As its instrument the C.I.A. had chosen the authoritarian and anti-Communist Baath Party, in 1963 still a relatively small political faction influential in the Iraqi Army. According to the former Baathist leader Hani Fkaiki, among party members colluding with the C.I.A. in 1962 and 1963 was Saddam Hussein, then a 25-year-old who had fled to Cairo after taking part in a failed assassination of Kassem in 1958.
According to Western scholars, as well as Iraqi refugees and a British human rights organization, the 1963 coup was accompanied by a bloodbath. Using lists of suspected Communists and other leftists provided by the C.I.A., the Baathists systematically murdered untold numbers of Iraq's educated elite — killings in which Saddam Hussein himself is said to have participated.

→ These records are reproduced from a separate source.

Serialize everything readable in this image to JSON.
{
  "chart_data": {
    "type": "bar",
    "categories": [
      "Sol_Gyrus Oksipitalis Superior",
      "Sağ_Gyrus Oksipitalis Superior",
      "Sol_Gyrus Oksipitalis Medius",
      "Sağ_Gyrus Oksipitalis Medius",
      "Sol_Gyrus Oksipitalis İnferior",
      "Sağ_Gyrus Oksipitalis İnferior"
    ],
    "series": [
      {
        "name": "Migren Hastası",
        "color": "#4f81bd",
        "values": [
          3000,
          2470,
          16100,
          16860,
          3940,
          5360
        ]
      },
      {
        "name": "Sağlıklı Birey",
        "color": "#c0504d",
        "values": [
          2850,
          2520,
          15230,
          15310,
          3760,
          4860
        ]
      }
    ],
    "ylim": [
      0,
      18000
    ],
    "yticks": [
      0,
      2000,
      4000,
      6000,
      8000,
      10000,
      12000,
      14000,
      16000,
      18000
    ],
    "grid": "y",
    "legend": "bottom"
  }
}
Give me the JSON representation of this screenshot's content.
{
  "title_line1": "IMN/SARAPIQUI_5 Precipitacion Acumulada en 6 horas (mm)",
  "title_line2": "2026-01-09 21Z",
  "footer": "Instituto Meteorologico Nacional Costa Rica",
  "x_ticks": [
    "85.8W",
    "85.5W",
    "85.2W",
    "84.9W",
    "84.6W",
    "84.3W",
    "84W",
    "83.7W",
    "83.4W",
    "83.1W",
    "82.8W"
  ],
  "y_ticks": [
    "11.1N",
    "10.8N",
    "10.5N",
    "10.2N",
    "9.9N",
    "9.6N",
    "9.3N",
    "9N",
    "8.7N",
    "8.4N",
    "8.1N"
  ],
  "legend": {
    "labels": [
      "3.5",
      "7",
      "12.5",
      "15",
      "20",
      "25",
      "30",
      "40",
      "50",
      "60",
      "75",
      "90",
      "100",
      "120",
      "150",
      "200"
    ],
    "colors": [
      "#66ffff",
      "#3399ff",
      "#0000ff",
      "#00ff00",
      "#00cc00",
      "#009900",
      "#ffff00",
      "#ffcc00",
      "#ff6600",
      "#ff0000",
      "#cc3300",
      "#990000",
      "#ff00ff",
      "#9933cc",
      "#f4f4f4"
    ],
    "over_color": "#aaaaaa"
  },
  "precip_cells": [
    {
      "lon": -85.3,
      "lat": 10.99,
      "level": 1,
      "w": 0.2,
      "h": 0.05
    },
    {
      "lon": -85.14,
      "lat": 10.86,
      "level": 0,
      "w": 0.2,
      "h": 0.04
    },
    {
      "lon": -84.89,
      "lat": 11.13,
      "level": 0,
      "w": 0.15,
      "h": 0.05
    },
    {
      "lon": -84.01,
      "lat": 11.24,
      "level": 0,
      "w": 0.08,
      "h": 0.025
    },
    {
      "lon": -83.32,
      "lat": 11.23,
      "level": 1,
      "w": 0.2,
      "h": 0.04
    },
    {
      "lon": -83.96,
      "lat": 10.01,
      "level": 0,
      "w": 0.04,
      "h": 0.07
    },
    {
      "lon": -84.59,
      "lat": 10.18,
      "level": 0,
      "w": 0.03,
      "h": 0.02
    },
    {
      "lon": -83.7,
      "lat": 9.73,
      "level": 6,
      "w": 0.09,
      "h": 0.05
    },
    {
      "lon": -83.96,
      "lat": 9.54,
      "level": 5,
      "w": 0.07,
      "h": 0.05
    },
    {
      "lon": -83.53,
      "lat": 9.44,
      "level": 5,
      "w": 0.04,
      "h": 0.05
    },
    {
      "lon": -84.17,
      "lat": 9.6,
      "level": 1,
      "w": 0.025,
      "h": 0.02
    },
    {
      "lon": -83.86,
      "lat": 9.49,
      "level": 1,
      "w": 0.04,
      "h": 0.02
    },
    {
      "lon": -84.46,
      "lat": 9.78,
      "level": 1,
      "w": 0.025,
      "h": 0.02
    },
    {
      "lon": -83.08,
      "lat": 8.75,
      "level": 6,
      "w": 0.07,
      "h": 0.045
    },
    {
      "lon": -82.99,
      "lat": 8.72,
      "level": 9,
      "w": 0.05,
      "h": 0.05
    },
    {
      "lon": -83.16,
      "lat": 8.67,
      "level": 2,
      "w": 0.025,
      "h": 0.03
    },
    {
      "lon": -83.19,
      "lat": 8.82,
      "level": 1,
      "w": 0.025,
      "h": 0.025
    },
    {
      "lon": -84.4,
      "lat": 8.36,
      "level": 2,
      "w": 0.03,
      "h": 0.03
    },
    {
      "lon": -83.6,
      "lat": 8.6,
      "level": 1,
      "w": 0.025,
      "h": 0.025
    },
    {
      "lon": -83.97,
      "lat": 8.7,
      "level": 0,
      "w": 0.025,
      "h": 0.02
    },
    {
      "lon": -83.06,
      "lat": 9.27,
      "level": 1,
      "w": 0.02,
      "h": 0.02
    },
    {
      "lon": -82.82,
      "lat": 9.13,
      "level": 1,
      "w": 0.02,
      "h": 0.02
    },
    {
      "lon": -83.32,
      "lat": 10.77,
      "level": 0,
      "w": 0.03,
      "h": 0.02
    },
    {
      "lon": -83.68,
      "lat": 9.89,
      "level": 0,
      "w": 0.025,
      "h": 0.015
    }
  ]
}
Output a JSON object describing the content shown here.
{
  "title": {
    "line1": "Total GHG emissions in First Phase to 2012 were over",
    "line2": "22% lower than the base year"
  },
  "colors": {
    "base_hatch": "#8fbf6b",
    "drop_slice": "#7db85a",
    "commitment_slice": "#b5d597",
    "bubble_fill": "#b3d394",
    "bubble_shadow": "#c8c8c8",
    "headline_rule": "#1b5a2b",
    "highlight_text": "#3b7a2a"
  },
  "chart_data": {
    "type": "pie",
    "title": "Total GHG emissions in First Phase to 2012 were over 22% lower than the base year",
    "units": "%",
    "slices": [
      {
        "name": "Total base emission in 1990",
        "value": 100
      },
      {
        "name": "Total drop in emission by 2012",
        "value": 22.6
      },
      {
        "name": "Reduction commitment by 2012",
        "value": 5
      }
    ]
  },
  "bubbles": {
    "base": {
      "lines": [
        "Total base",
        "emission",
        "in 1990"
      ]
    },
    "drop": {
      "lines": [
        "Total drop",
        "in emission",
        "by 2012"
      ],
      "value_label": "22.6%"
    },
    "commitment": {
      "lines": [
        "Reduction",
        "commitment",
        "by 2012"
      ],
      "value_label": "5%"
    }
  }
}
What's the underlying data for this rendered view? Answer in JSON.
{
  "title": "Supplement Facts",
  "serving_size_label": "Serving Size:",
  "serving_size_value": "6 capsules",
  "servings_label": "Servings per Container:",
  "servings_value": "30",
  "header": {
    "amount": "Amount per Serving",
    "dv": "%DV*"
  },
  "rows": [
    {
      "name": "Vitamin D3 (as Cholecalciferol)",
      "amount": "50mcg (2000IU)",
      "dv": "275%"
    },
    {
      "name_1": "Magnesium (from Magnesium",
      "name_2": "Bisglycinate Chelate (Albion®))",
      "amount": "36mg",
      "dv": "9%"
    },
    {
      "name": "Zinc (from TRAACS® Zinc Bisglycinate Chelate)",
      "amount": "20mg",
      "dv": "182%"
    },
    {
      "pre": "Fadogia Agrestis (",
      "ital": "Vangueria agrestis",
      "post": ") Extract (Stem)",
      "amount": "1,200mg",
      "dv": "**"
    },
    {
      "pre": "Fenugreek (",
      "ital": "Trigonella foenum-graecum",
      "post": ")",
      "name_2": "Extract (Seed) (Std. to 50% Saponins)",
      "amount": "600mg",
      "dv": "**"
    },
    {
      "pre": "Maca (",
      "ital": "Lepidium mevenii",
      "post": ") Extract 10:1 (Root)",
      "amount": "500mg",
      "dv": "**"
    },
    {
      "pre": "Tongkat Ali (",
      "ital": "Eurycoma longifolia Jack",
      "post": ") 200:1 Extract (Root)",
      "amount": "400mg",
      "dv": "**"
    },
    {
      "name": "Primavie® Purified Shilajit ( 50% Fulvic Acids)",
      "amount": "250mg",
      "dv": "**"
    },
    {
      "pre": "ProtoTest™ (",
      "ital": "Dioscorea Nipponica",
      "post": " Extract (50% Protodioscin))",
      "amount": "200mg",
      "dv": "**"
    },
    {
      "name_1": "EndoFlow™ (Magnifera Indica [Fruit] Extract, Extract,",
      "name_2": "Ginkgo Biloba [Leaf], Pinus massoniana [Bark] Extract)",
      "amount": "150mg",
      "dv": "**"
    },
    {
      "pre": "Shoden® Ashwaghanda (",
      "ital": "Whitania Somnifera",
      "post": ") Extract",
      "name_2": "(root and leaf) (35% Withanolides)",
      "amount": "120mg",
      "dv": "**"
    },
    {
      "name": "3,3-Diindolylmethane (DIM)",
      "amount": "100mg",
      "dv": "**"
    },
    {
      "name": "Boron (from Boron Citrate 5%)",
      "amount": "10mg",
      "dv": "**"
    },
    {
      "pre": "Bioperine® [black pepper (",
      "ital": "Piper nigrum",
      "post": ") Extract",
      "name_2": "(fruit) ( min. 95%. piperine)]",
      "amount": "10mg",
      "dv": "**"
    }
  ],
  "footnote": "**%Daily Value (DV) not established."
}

No one knows the exact toll, but accounts agree that the victims included hundreds of doctors, teachers, technicians, lawyers and other professionals as well as military and political figures.
The United States also sent arms to the new regime, weapons later used against the same Kurdish insurgents the United States had backed against Kassem and then abandoned. Soon, Western corporations like Mobil, Bechtel and British Petroleum were doing business with Baghdad — for American firms, their first major involvement in Iraq.